A principal told me during my 5th year teaching, “IF IT WORKS, USE IT”. I will add to Mr. Richard Green’s comment: “IF IT WORKS, SUPPORT IT BY RESEARCH.”  Then it becomes a sustainable technique that you can proudly share with your colleagues.

Here’s an example of research that supports techniques I had used in my classroom, ideas that I often pass on to others today. Following is research by Dr. David Ausubel.(1918-2008)

Ausubel, whose theories are particularly relevant for educators, recognized other forms of learning, but his work focused on verbal learning. He dealt with the nature of meaning, and believed the external world acquires meaning only as it’s converted into the content of consciousness by the learner.  This happens with clear, understandable teaching. (“comprehensible input”– Krashen, or presented as a “big idea” (Sugata Mitra) or as a “universal understanding” (Wiggins & McTighe).

Ausubel stated that meaning is created through some form of representational balance between language (symbols) and mental context (ideas).

Two processes are involved:

  1. Reception, which is employed in meaningful verbal learning, and
  2. Discovery, which is involved in concept formation and problem solving.

Ausubel’s work has frequently been compared with Jerome Bruner’s. The two held similar views about the hierarchical nature of knowledge, but Bruner was strongly oriented toward discovery processes, where Ausubel gave more emphasis to the verbal learning methods of speech, reading, and writing. I believe that a combination of Bruner’s work and Ausubel’s work results in the way most students learn.

Discovery learning combined with igniting prior knowledge is a combination of research-supported techniques that result in student-learning that is relevant and remembered over a longer period than if these techniques had not been used.

Advanced Organizers

Ausubel contributed much to the theoretical body of cognitive learning theory. His most notable contribution for classroom application was the advance organizer.

The advance organizer is a tool or a mental learning aid to help students integrate new information with their existing knowledge, leading to «meaningful learning» as opposed to rote memorization.

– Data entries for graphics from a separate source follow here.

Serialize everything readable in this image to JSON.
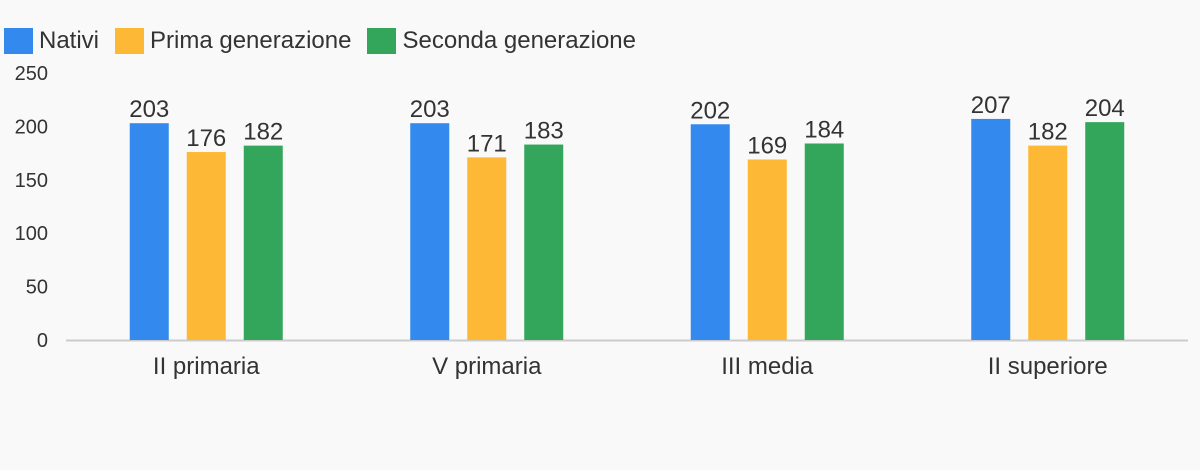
{
  "chart_data": {
    "type": "bar",
    "categories": [
      "II primaria",
      "V primaria",
      "III media",
      "II superiore"
    ],
    "series": [
      {
        "name": "Nativi",
        "color": "#3389ee",
        "values": [
          203,
          203,
          202,
          207
        ]
      },
      {
        "name": "Prima generazione",
        "color": "#fdb836",
        "values": [
          176,
          171,
          169,
          182
        ]
      },
      {
        "name": "Seconda generazione",
        "color": "#33a65b",
        "values": [
          182,
          183,
          184,
          204
        ]
      }
    ],
    "ylim": [
      0,
      250
    ],
    "yticks": [
      "0",
      "50",
      "100",
      "150",
      "200",
      "250"
    ],
    "grid": false,
    "legend_position": "top-left",
    "data_labels": true
  }
}
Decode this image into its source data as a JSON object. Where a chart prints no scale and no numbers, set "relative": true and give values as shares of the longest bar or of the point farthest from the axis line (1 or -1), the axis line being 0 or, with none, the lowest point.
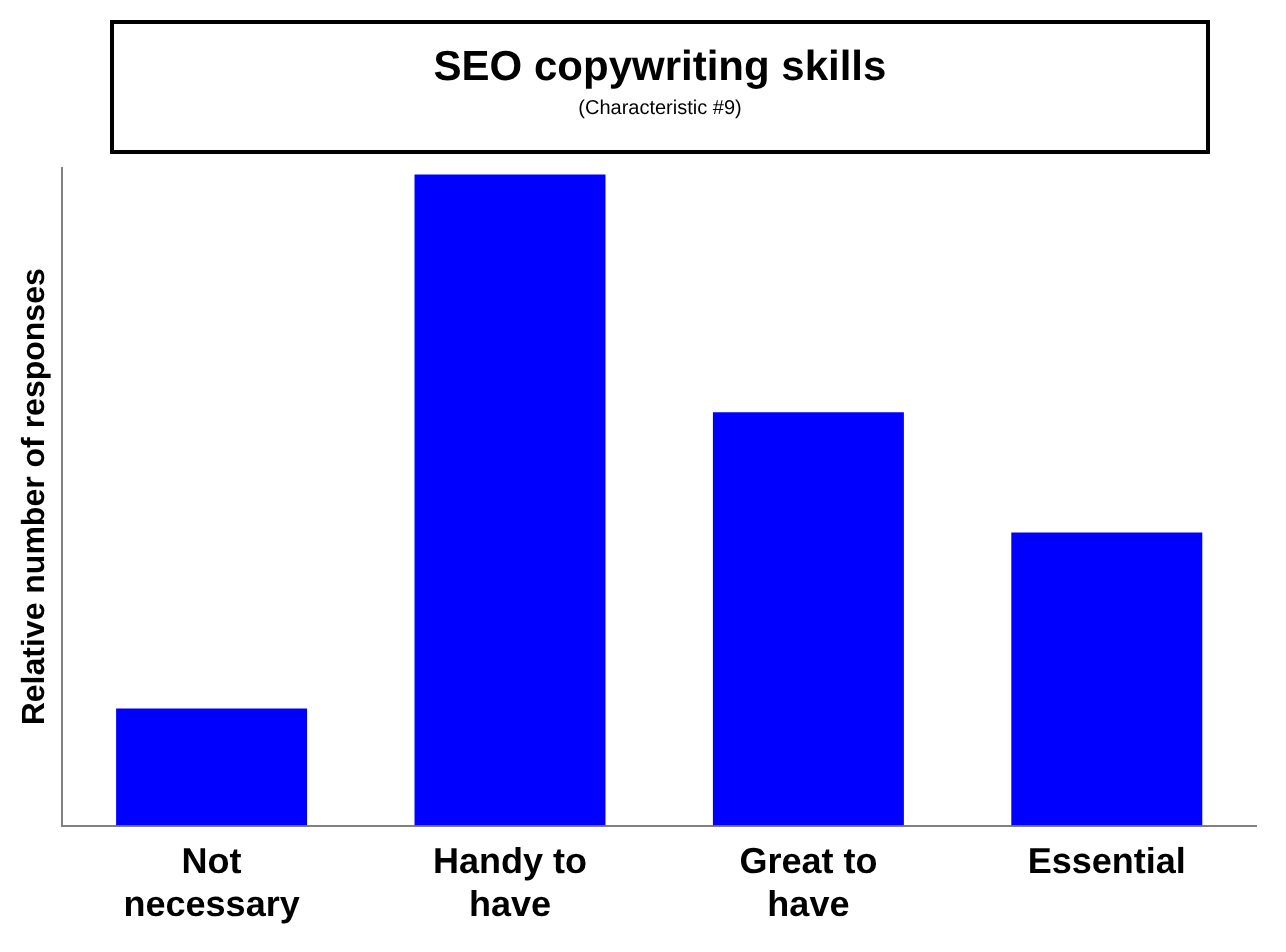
{
  "chart_data": {
    "type": "bar",
    "title": "SEO copywriting skills",
    "subtitle": "(Characteristic #9)",
    "ylabel": "Relative number of responses",
    "relative": true,
    "categories": [
      "Not necessary",
      "Handy to have",
      "Great to have",
      "Essential"
    ],
    "values": [
      0.18,
      1,
      0.635,
      0.45
    ],
    "color": "#0000ff",
    "grid": false,
    "legend": false
  }
}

It is a means of preparing the learner’s cognitive structure for the learning experience about to take place. It’s a device to activate the relevant schema or conceptual patterns so that new information can be more readily ‘subsumed’ into the learner’s existing cognitive structures.

Ausubel believed that it was important for teachers to provide a preview of information to be learned. Teachers could do this by providing a brief introduction about the way that information that is going to be presented is structured. This would enable students to start with a «Big Picture» of the upcoming content, and link new ideas, concepts, vocabulary, to existing mental maps of the content area.

When UNOi Coaches talk about instigating “prior knowledge”, it’s because they are using Ausubel’s research to support a classroom technique. When I suggest teachers write the date and make a short list of the day’s agenda, it works to help students remember the lessons better. This, too, is based on Ausubel’s research.

So, teachers, use techniques with the total confidence that you can achieve by backing much of your work with research. Have confidence in yourself.

Remember: “IF IT WORKS, USE IT. IF IT WORKS, SUPPORT IT WITH RESEARCH.”